Skąd ten przepis się wziął?
Bardziej znana jako babka majonezowa. Czemu zatem zmieniam tą nazwę. A to dlatego, że odstrasza potencjalnych smakoszy. Babka sama w sobie jest pyszna, puszysta i w żadnym wypadku nie smakuje majonezem, mimo, iż nie jest to składnik śladowy. Jednak z reguły na dźwięk nazwy, a dokładniej jej majonezowej części, degustatorom rzednie mina. Stąd oto mój zabieg marketingowy ;-)
Z uwagi na fakt, iż przepisów na babki jest ogrom wymyślenie nowej nazwy, jednocześnie oddającej smakowity charakter nie jest sprawą prostą. Oczywiście mogłam iść w banał typu babka pychotka czy smakowita babeczka, ale stwierdziłam, iż skorzystam z kardynalnej zasady oczywiste rozwiązania są najlepsze i tak oto babka Pani Małgosi, od której to otrzymałam ów przepis - za co ogromnie dziękuję :-)

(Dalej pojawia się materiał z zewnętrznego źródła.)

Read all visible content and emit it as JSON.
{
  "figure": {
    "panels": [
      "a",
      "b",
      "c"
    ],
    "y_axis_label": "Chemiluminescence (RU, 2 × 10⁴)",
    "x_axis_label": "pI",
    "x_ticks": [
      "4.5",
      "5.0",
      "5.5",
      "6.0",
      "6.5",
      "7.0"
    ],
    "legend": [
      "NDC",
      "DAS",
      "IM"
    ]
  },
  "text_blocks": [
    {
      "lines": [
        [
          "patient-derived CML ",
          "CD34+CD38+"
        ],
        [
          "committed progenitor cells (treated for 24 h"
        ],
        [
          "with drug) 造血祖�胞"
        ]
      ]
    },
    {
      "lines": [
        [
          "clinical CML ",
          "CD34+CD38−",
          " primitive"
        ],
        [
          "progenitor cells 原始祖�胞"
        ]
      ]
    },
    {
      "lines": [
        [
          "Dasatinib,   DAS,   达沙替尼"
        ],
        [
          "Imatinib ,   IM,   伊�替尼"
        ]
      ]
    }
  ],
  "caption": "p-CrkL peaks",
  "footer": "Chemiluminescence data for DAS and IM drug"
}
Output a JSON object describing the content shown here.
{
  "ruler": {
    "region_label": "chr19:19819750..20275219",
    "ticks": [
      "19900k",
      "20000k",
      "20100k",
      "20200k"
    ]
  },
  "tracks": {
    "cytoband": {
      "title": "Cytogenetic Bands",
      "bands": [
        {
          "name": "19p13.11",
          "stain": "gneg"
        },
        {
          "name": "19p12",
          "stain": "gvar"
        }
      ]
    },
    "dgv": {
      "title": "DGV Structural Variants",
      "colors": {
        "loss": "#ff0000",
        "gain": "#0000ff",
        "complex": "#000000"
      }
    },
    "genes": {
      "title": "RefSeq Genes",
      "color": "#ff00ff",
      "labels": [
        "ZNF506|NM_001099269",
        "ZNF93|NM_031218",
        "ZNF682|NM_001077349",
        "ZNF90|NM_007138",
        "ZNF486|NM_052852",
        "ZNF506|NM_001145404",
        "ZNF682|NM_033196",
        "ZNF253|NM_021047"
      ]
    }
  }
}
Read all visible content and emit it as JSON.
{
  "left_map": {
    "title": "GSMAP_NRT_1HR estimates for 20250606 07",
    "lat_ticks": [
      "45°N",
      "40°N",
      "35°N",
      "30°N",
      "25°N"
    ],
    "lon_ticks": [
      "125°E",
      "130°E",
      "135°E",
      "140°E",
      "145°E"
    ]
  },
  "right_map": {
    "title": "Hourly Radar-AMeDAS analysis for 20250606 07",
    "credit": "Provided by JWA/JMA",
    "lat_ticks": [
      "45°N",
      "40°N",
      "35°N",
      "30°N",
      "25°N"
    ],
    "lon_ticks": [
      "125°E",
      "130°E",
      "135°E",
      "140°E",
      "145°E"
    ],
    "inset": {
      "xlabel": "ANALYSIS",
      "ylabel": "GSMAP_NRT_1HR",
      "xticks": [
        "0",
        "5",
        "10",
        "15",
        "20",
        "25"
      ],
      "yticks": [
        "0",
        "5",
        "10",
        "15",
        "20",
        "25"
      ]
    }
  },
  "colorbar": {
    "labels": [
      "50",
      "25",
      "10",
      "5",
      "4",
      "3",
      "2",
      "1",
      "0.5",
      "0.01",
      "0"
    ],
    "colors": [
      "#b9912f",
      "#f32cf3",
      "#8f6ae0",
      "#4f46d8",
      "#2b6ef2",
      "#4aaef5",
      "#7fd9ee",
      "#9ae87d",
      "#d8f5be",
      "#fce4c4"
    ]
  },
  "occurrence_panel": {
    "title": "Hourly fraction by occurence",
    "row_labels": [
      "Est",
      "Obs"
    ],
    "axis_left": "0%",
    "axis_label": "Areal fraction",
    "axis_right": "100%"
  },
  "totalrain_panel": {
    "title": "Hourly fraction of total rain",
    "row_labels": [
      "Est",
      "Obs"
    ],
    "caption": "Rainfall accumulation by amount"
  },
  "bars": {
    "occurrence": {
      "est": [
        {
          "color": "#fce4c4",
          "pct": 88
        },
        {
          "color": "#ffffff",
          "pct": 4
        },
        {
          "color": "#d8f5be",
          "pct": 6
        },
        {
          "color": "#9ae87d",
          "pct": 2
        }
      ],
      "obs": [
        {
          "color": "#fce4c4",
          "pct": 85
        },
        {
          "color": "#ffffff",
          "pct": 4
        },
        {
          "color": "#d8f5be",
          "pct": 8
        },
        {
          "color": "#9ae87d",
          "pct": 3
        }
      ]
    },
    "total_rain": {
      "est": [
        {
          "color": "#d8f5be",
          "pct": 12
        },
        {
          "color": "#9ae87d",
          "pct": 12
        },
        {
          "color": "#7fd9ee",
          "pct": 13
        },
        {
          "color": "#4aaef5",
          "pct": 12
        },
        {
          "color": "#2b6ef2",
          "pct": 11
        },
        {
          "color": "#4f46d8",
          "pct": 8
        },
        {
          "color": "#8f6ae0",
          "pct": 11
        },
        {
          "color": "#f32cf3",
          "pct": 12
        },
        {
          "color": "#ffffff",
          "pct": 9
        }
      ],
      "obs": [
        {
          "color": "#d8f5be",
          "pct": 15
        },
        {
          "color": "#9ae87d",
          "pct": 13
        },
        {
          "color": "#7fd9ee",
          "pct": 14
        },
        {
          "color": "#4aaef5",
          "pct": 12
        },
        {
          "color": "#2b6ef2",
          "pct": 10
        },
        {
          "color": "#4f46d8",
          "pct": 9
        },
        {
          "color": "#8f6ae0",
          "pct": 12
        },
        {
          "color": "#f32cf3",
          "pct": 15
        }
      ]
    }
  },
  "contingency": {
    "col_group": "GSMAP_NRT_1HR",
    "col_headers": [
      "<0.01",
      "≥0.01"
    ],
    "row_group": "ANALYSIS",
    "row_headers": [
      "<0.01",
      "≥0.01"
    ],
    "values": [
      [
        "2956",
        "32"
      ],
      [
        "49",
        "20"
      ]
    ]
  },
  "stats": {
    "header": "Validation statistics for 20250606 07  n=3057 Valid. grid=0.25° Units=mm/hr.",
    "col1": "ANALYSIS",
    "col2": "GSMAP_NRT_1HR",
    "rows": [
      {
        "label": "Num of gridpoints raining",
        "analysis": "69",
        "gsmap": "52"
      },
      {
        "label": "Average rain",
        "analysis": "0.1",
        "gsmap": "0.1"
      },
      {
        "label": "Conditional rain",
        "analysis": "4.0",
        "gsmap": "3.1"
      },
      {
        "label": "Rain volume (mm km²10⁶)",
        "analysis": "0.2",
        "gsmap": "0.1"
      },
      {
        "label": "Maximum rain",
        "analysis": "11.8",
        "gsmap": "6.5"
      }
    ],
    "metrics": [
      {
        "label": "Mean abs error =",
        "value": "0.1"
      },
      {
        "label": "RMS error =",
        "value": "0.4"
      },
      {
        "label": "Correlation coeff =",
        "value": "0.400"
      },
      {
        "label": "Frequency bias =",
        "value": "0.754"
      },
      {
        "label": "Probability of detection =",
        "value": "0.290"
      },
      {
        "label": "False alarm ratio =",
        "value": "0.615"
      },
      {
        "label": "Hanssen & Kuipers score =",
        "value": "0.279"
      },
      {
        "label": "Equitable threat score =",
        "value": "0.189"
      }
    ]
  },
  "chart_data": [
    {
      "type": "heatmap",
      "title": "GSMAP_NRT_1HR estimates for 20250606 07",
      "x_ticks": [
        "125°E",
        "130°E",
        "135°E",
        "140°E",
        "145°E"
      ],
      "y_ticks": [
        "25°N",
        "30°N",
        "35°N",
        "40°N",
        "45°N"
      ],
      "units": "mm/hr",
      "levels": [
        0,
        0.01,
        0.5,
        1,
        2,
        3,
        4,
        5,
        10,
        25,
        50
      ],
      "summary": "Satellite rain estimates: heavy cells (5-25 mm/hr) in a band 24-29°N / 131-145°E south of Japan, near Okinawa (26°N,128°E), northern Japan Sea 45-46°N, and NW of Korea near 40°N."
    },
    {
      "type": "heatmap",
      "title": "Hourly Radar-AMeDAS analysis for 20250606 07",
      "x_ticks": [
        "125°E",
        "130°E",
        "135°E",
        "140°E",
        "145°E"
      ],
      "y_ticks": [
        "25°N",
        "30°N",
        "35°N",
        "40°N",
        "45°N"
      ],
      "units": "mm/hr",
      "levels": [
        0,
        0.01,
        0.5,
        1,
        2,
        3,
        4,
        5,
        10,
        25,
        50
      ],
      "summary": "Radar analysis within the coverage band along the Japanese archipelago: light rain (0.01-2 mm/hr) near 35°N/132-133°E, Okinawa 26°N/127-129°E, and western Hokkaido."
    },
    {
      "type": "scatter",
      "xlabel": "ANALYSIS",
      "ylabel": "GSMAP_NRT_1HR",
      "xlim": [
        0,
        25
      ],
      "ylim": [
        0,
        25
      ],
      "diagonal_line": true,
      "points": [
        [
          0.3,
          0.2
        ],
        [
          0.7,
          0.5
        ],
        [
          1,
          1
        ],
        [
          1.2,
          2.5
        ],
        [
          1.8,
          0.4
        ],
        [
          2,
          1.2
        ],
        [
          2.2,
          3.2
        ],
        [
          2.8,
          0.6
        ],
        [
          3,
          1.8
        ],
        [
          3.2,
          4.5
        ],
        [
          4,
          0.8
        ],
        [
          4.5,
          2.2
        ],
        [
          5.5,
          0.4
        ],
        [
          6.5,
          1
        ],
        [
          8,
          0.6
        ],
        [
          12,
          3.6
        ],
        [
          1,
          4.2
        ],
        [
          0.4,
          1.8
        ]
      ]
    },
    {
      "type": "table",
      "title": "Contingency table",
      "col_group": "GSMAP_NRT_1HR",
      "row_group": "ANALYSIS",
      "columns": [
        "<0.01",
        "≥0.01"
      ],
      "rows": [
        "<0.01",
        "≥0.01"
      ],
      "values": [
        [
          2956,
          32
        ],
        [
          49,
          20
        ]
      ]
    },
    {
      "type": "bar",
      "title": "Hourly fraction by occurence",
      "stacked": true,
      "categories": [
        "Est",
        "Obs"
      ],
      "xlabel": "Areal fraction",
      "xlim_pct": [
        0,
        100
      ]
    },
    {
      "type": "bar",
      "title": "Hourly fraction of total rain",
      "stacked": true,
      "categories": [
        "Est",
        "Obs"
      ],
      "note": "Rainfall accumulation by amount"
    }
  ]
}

Na koniec dodam tylko, iż babka jest niezwykle łatwa i szybka w przygotowaniu, a efekt - rewelacyjny.
Składniki:
- 4 jajka
- 1 szklanka (typu duralex = ok. 160 g) cukru
- 2 łyżeczki proszku do pieczenia
- 1 opakowanie cukru waniliowego (16 g)
- 1/2 szklanki (typu duralex = ok. 80 g) mąki pszennej
- 3/4 szklanki (typu duralex = ok. 120 g) mąki ziemniaczanej
- 1 czubata łyżeczka kako
- 4 łyżki majonezu
Instrukcja:
Jajka ubić z cukrem i cukrem waniliowym. Dodać przesiane mąki z proszkiem do pieczenia. Delikatnie wymieszać (rada Pani Małgosi: ręcznie trzepaczką). Dodać majonez i ponownie delikatnie wymieszać. Wlać do przygotowanej foremki (np. keksówki nasmarowanej tłuszczem i posypanej bułką tartą) pozostawiając część (np. 2-3 łyżki) w celu połączenia z kakao. Pozostałą część również wlać do foremki. Piec w nagrzanym piekarniku w temperaturze 190°C-200°C przez ok. 30 minut. Przed wyciągnięciem z piekarnika wykonać test suchego patyczka dla pewności.